Update: 2019-04-27 09:51 IST

WASHINGTON: The United States has imposed sanctions on Pakistan after it refused to take back its citizen deportees and visa over-stayers from America, warning that it might withhold visas of Pakistanis beginning from its senior officials.

The State Department on Friday said consular operations in Pakistan remain "unchanged" as of now but as a result of such a sanction mentioned in a Federal Register notification dated April 22, the US might withhold visas of Pakistani nationals.

Pakistan is the latest to join the list of 10 nations that have been imposed with sanctions under a US law according to which countries refusing to take back deportees and visa over-stayers will be denied American visas.

The other countries include Ghana, Guyana in 2001, the Gambia in 2016, Cambodia, Eritrea, Guinea, and Sierra Leone in 2017, Burma and Laos in 2018.

Under Section 243 (d) of the Immigration and Nationality Act, the Secretary of State is required to discontinue granting immigration or non-immigrant visas to a nation upon receiving notice from the Homeland Security Secretary that the country has denied or is unreasonably delaying accepting a citizen, subject, national or resident of that country.
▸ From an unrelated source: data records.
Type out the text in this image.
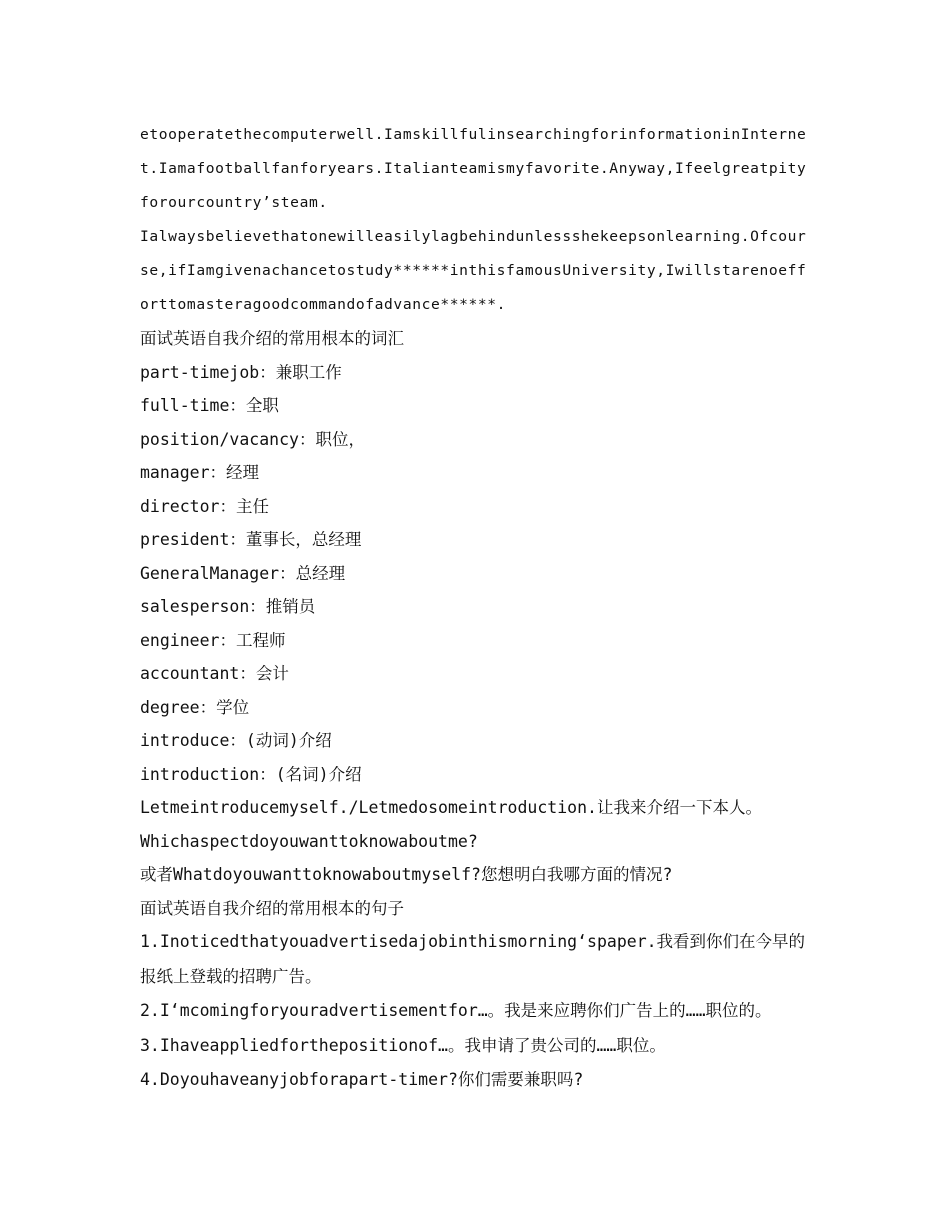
etooperatethecomputerwell.IamskillfulinsearchingforinformationinInternet.Iamafootballfanforyears.Italianteamismyfavorite.Anyway,Ifeelgreatpityforourcountry’steam.
Ialwaysbelievethatonewilleasilylagbehindunlessshekeepsonlearning.Ofcourse,ifIamgivenachancetostudy******inthisfamousUniversity,Iwillstarenoefforttomasteragoodcommandofadvance******.
面试英语自我介绍的常用根本的词汇
part-timejob：兼职工作
full-time：全职
position/vacancy：职位，
manager：经理
director：主任
president：董事长，总经理
GeneralManager：总经理
salesperson：推销员
engineer：工程师
accountant：会计
degree：学位
introduce：(动词)介绍
introduction：(名词)介绍
Letmeintroducemyself./Letmedosomeintroduction.让我来介绍一下本人。
Whichaspectdoyouwanttoknowaboutme?
或者Whatdoyouwanttoknowaboutmyself?您想明白我哪方面的情况?
面试英语自我介绍的常用根本的句子
1.Inoticedthatyouadvertisedajobinthismorning‘spaper.我看到你们在今早的报纸上登载的招聘广告。
2.I‘mcomingforyouradvertisementfor…。我是来应聘你们广告上的……职位的。
3.Ihaveappliedforthepositionof…。我申请了贵公司的……职位。
4.Doyouhaveanyjobforapart-timer?你们需要兼职吗?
The State Department tried to downplay the impact of the sanctions on Pakistan.

"Consular operations in Pakistan remain unchanged," a State Department Spokesperson said. "This is a bilateral issue of ongoing discussion between the US and Pakistani governments and we are not going to get into the specifics at this time," the spokesperson added.

"For some countries, sanctions begin by targeting officials who work in the ministries responsible for accepting the return of that country's nationals with escalation scenarios that target family members of those officials and potentially officials of other ministries and then other categories of applicants if initial sanctions do not prove effective at encouraging greater cooperation on removals by the targeted government," the US State Department federal register notification said.

Former Pakistan Ambassador to the US, Hussain Haqqani, said this will make things difficult for Pakistanis.

"This measure will create hardship for Pakistanis who want or need to travel to the US and could have been avoided if Pakistani authorities had not ignored American requests to respect their legal requirements for deportation," Mr Haqqani said, days after the federal register notification.

He said Pakistan's refusal to accept it's citizen deported from the US is not new.

"Pakistan's refusal to accept every Pakistani citizen deported from the US is not new. It seems that the US is no longer willing to overlook a wide range of official Pakistani behaviour. Bonhomie has been replaced by sanctions and restrictions based on Islamabad's policy decisions," Mr Haqqani said.

While the law in this regard has been under existence since 1996, it is only in last several years that there had been increasing demand from lawmakers towards its enforcement against countries that had refused to accept deportees and visa over-stayers.

In the last few years, India has been taking such deportees on special planes at regular intervals.

The Trump administration after coming to power had said it will strictly enforce such provisions under the law.

While section 243 (d) of the Immigration and Nationality Act was used only twice before 2017, the Trump Administration has been effective in using this provision on many countries, including Pakistan.

However, the State Department federal register notification indicates that the number of visa denials under this sanction is far less.

Since the law was modified to cover non-immigrant visas in 1996, 318 visa applicants have been affected, the notification said.

"During this same time period, tens of millions of aliens have received non-immigrant visas including, collectively, millions of applicants from the 10 countries affected," the notification said.

The Federal Register notification said that there is no set formula, though, notably the US has never issued a blanket refusal for visas from the countries in question.